Moussa Bella Barry Mercredi, 25 Décembre 2013 17:55
Sans se référer à aucune preuve tangible, le ministre de la Sécurité de la République de Guinée déclare lors d’un point de presse : « je puis affirmer que les trois ans du professeur Alpha Condé au pouvoir sont globalement positifs. Et je dirai enfin que le bilan des trois ans concernant la sécurité est globalement positif ». Quelles fumisteries !
Selon moi, personne n’est en mesure de dissimuler la galaxie de ratés du pouvoir pendant ces trois dernières années. Cela ne sert à rien de se poser des questions là-dessus. Au point de vue de la sécurité des personnes et de leurs biens, ou de la bonne gouvernance tout court, le quotidien et l’ordinaire des Guinéens sont connus de tout le monde.

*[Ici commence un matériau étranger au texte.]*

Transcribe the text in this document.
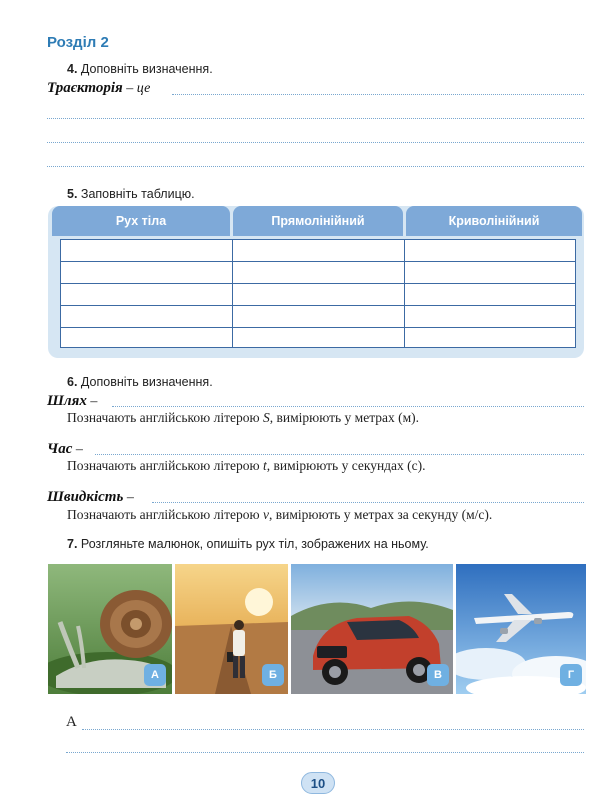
Розділ 2
4. Доповніть визначення.
Траєкторія – це
5. Заповніть таблицю.
Рух тіла	Прямолінійний	Криволінійний
6. Доповніть визначення.
Шлях –
Позначають англійською літерою S, вимірюють у метрах (м).
Час –
Позначають англійською літерою t, вимірюють у секундах (с).
Швидкість –
Позначають англійською літерою v, вимірюють у метрах за секунду (м/с).
7. Розгляньте малюнок, опишіть рух тіл, зображених на ньому.
А	Б	В	Г
А
10
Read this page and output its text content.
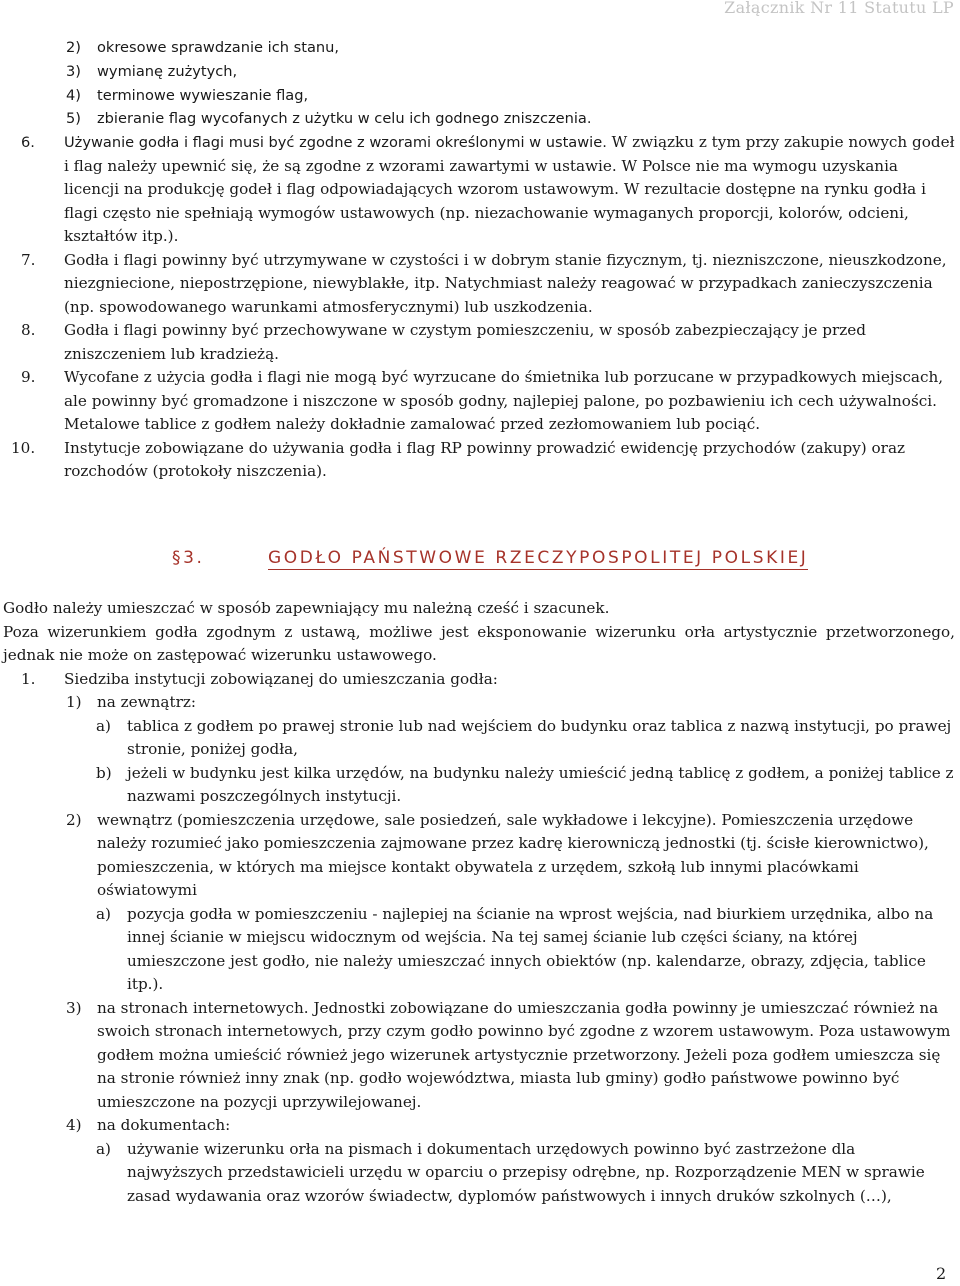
Załącznik Nr 11 Statutu LP
2) okresowe sprawdzanie ich stanu,
3) wymianę zużytych,
4) terminowe wywieszanie flag,
5) zbieranie flag wycofanych z użytku w celu ich godnego zniszczenia.
6. Używanie godła i flagi musi być zgodne z wzorami określonymi w ustawie. W związku z tym przy zakupie nowych godeł i flag należy upewnić się, że są zgodne z wzorami zawartymi w ustawie. W Polsce nie ma wymogu uzyskania licencji na produkcję godeł i flag odpowiadających wzorom ustawowym. W rezultacie dostępne na rynku godła i flagi często nie spełniają wymogów ustawowych (np. niezachowanie wymaganych proporcji, kolorów, odcieni, kształtów itp.).
7. Godła i flagi powinny być utrzymywane w czystości i w dobrym stanie fizycznym, tj. niezniszczone, nieuszkodzone, niezgniecione, niepostrzępione, niewyblakłe, itp. Natychmiast należy reagować w przypadkach zanieczyszczenia (np. spowodowanego warunkami atmosferycznymi) lub uszkodzenia.
8. Godła i flagi powinny być przechowywane w czystym pomieszczeniu, w sposób zabezpieczający je przed zniszczeniem lub kradzieżą.
9. Wycofane z użycia godła i flagi nie mogą być wyrzucane do śmietnika lub porzucane w przypadkowych miejscach, ale powinny być gromadzone i niszczone w sposób godny, najlepiej palone, po pozbawieniu ich cech używalności. Metalowe tablice z godłem należy dokładnie zamalować przed zezłomowaniem lub pociąć.
10. Instytucje zobowiązane do używania godła i flag RP powinny prowadzić ewidencję przychodów (zakupy) oraz rozchodów (protokoły niszczenia).
§3.	GODŁO PAŃSTWOWE RZECZYPOSPOLITEJ POLSKIEJ
Godło należy umieszczać w sposób zapewniający mu należną cześć i szacunek.
Poza wizerunkiem godła zgodnym z ustawą, możliwe jest eksponowanie wizerunku orła artystycznie przetworzonego, jednak nie może on zastępować wizerunku ustawowego.
1. Siedziba instytucji zobowiązanej do umieszczania godła:
1) na zewnątrz:
a) tablica z godłem po prawej stronie lub nad wejściem do budynku oraz tablica z nazwą instytucji, po prawej stronie, poniżej godła,
b) jeżeli w budynku jest kilka urzędów, na budynku należy umieścić jedną tablicę z godłem, a poniżej tablice z nazwami poszczególnych instytucji.
2) wewnątrz (pomieszczenia urzędowe, sale posiedzeń, sale wykładowe i lekcyjne). Pomieszczenia urzędowe należy rozumieć jako pomieszczenia zajmowane przez kadrę kierowniczą jednostki (tj. ścisłe kierownictwo), pomieszczenia, w których ma miejsce kontakt obywatela z urzędem, szkołą lub innymi placówkami oświatowymi
a) pozycja godła w pomieszczeniu - najlepiej na ścianie na wprost wejścia, nad biurkiem urzędnika, albo na innej ścianie w miejscu widocznym od wejścia. Na tej samej ścianie lub części ściany, na której umieszczone jest godło, nie należy umieszczać innych obiektów (np. kalendarze, obrazy, zdjęcia, tablice itp.).
3) na stronach internetowych. Jednostki zobowiązane do umieszczania godła powinny je umieszczać również na swoich stronach internetowych, przy czym godło powinno być zgodne z wzorem ustawowym. Poza ustawowym godłem można umieścić również jego wizerunek artystycznie przetworzony. Jeżeli poza godłem umieszcza się na stronie również inny znak (np. godło województwa, miasta lub gminy) godło państwowe powinno być umieszczone na pozycji uprzywilejowanej.
4) na dokumentach:
a) używanie wizerunku orła na pismach i dokumentach urzędowych powinno być zastrzeżone dla najwyższych przedstawicieli urzędu w oparciu o przepisy odrębne, np. Rozporządzenie MEN w sprawie zasad wydawania oraz wzorów świadectw, dyplomów państwowych i innych druków szkolnych (…),
2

Rappel : en matière de bonne gouvernance, le best practice Prozess remplace l’idéologie et la pensée dogmatique. Autrement dit, la bonne gouvernance équivaut à la recherche d’une nouvelle méthode pour trouver des solutions pratiques à des problèmes existants, et non de la substituer par des incohérences. La bonne gouvernance se condense en ces trois mots participative-transparence-responsabilité, et elle ne s’accomplit toutefois que si sa pratique est réelle et non doctrinale. La bonne gouvernance tire sa légitimité par l’action publique plus efficiente et concernant l’intérêt général qui engage les citoyens. La philosophie de la légitimité pousse à associer les citoyens aux décisions pas seulement pendant le processus électoral.

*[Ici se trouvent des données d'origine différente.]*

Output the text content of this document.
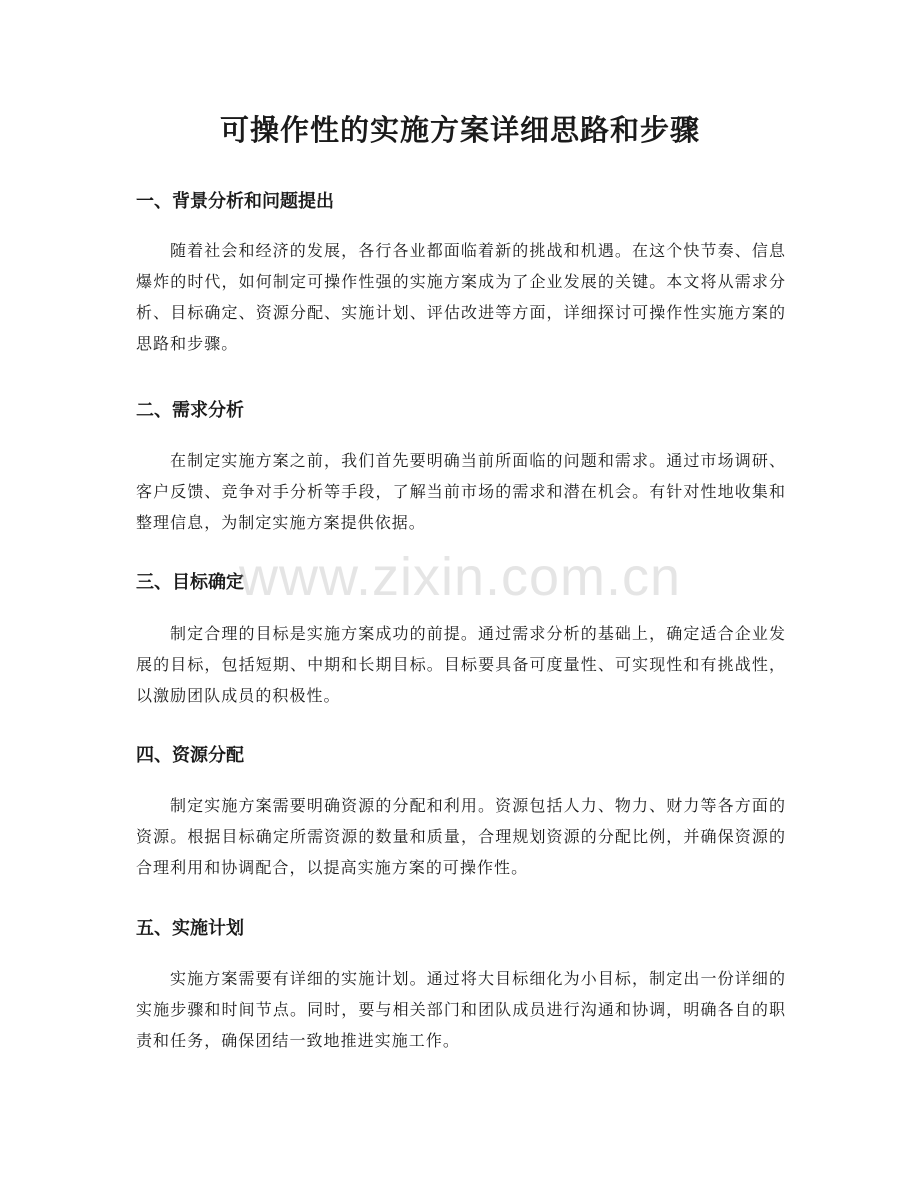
可操作性的实施方案详细思路和步骤
一、背景分析和问题提出

随着社会和经济的发展，各行各业都面临着新的挑战和机遇。在这个快节奏、信息爆炸的时代，如何制定可操作性强的实施方案成为了企业发展的关键。本文将从需求分析、目标确定、资源分配、实施计划、评估改进等方面，详细探讨可操作性实施方案的思路和步骤。

二、需求分析

在制定实施方案之前，我们首先要明确当前所面临的问题和需求。通过市场调研、客户反馈、竞争对手分析等手段，了解当前市场的需求和潜在机会。有针对性地收集和整理信息，为制定实施方案提供依据。

三、目标确定

制定合理的目标是实施方案成功的前提。通过需求分析的基础上，确定适合企业发展的目标，包括短期、中期和长期目标。目标要具备可度量性、可实现性和有挑战性，以激励团队成员的积极性。

四、资源分配

制定实施方案需要明确资源的分配和利用。资源包括人力、物力、财力等各方面的资源。根据目标确定所需资源的数量和质量，合理规划资源的分配比例，并确保资源的合理利用和协调配合，以提高实施方案的可操作性。

五、实施计划

实施方案需要有详细的实施计划。通过将大目标细化为小目标，制定出一份详细的实施步骤和时间节点。同时，要与相关部门和团队成员进行沟通和协调，明确各自的职责和任务，确保团结一致地推进实施工作。

www.zixin.com.cn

Au point de vu sécuritaire, la déclaration ci-dessus du ministre de la Sécurité devrait être comprise comme un affront : le ministre Diané est-il obligé de désobéir à sa probité morale pour affirmer de telles énormités ??? Ou bien méprise-t-il la perception que les Guinéens ont eue de la sécurité au cours de ces trois dernières années ? Ou est-il un naïf frimeur ? Peu importe. Le ministre a prêté serment, pour garantir la sécurité des personnes et de leurs biens. Ce qui l’oblige d’avoir la juste vision des choses, ou de soutenir ses avis avec mesure pour les justifier par du réel, notamment au moment où l’insécurité inquiétante frappe toutes les couches de la société. Monsieur le ministre, le manque de résultats probants dans la gestion de la chose ne s’aurait se compenser par des déclarations tonitruantes vides de sens.

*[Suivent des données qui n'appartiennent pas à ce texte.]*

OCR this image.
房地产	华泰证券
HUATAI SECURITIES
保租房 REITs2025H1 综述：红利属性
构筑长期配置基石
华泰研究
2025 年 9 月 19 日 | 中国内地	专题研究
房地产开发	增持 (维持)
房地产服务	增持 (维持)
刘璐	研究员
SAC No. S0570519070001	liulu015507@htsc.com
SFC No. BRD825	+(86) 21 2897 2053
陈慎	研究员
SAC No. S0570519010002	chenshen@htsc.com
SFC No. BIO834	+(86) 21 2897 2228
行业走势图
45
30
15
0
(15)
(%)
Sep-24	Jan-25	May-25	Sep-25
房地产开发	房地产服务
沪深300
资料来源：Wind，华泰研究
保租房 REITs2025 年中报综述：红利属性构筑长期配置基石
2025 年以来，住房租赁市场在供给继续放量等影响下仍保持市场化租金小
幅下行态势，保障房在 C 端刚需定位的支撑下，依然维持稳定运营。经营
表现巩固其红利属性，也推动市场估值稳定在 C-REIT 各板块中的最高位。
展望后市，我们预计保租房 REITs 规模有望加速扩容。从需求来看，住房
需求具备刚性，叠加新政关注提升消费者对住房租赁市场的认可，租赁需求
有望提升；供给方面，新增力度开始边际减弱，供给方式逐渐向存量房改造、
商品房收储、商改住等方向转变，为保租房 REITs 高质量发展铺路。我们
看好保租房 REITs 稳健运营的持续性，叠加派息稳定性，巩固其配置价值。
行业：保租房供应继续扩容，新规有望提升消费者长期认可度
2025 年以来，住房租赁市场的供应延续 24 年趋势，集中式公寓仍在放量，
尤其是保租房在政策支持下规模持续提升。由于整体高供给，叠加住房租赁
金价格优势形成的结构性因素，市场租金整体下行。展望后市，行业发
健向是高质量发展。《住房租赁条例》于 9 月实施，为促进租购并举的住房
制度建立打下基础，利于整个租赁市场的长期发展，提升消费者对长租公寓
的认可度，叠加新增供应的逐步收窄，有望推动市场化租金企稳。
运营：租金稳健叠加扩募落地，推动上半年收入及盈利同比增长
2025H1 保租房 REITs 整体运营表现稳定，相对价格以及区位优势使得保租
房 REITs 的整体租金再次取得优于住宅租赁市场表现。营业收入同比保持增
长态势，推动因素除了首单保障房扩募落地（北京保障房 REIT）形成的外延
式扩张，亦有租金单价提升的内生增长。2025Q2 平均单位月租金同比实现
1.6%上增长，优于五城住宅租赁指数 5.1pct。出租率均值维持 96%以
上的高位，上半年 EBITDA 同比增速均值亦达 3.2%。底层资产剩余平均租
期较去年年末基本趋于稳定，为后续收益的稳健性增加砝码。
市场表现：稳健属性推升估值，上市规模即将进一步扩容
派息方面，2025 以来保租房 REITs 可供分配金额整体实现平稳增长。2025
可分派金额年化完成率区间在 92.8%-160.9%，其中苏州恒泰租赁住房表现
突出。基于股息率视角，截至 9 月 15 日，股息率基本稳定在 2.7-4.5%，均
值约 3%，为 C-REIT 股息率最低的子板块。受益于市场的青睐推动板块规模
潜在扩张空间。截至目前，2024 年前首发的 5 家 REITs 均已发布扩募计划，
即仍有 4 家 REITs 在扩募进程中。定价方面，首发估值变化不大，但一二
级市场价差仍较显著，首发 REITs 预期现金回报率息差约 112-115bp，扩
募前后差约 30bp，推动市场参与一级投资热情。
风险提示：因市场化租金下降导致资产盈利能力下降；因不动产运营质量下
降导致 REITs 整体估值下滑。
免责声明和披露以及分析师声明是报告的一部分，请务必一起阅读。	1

Lorsque le ministre de la Sécurité déclare : « quand le numéro deux de l’UFDG dit lorsqu’on tue, il est difficile de trouver les auteurs, c’est vrai, il a tout à fait raison..... », à entendre le ministre de la sécurité expliquer sa mission, on est contraint de lui dire, qu’il a failli à sa responsabilité. Nous constatons impitoyablement qu’il n’y a jamais eu d’enquêtes sur les meurtres perpétrés, que salement le ministre n’a pas offert des moyens appropriés pour retrouver les meurtriers. L’irresponsabilité des autorités administratives et judiciaires du pays donne l’impression d’un manque de volonté de protéger les citoyens contre cette criminalité foudroyante, sinon pour retrouver les auteurs des meurtres de Guinéens. C’est de la démission.
Prendre la responsabilité dit qu’on accomplit un acte, et avec ou sans fautes/erreurs, mais en essayant d’apprendre par la pratique et par du dialogue. Les diverses affaires d’assassinats et autres dérapages, sans que ne s’ouvre aucune enquête administrative ou judiciaire, sont aperçus par le guinéen et par l’étranger comme une assurance à l’impunité. D’ailleurs c’est l’une des pluies de cette absence de la justice qui contrecarre l’attractivité de la Guinée pour les investisseurs. Cela est aussi clair que l’Ameen à la mosquée Fayçal.
Lorsque la défaillance sécuritaire a atteint un certain point, c’est l’implosion de l’Etat, et n’importe qui est exposé à un danger. Cela se vérifie actuellement partout en Guinée, par différents meurtres, vandalismes et par diverses attaques à main-armée aussi bien contre le simple citoyen que contre la force publique. C’est pourquoi monsieur le ministre doit se rappeler que la chose publique ne se gère pas en fonction des partisans, encore moins d’adversaires, mais plutôt par des principes. C’est pourquoi la force doit rester à la loi. Point barre.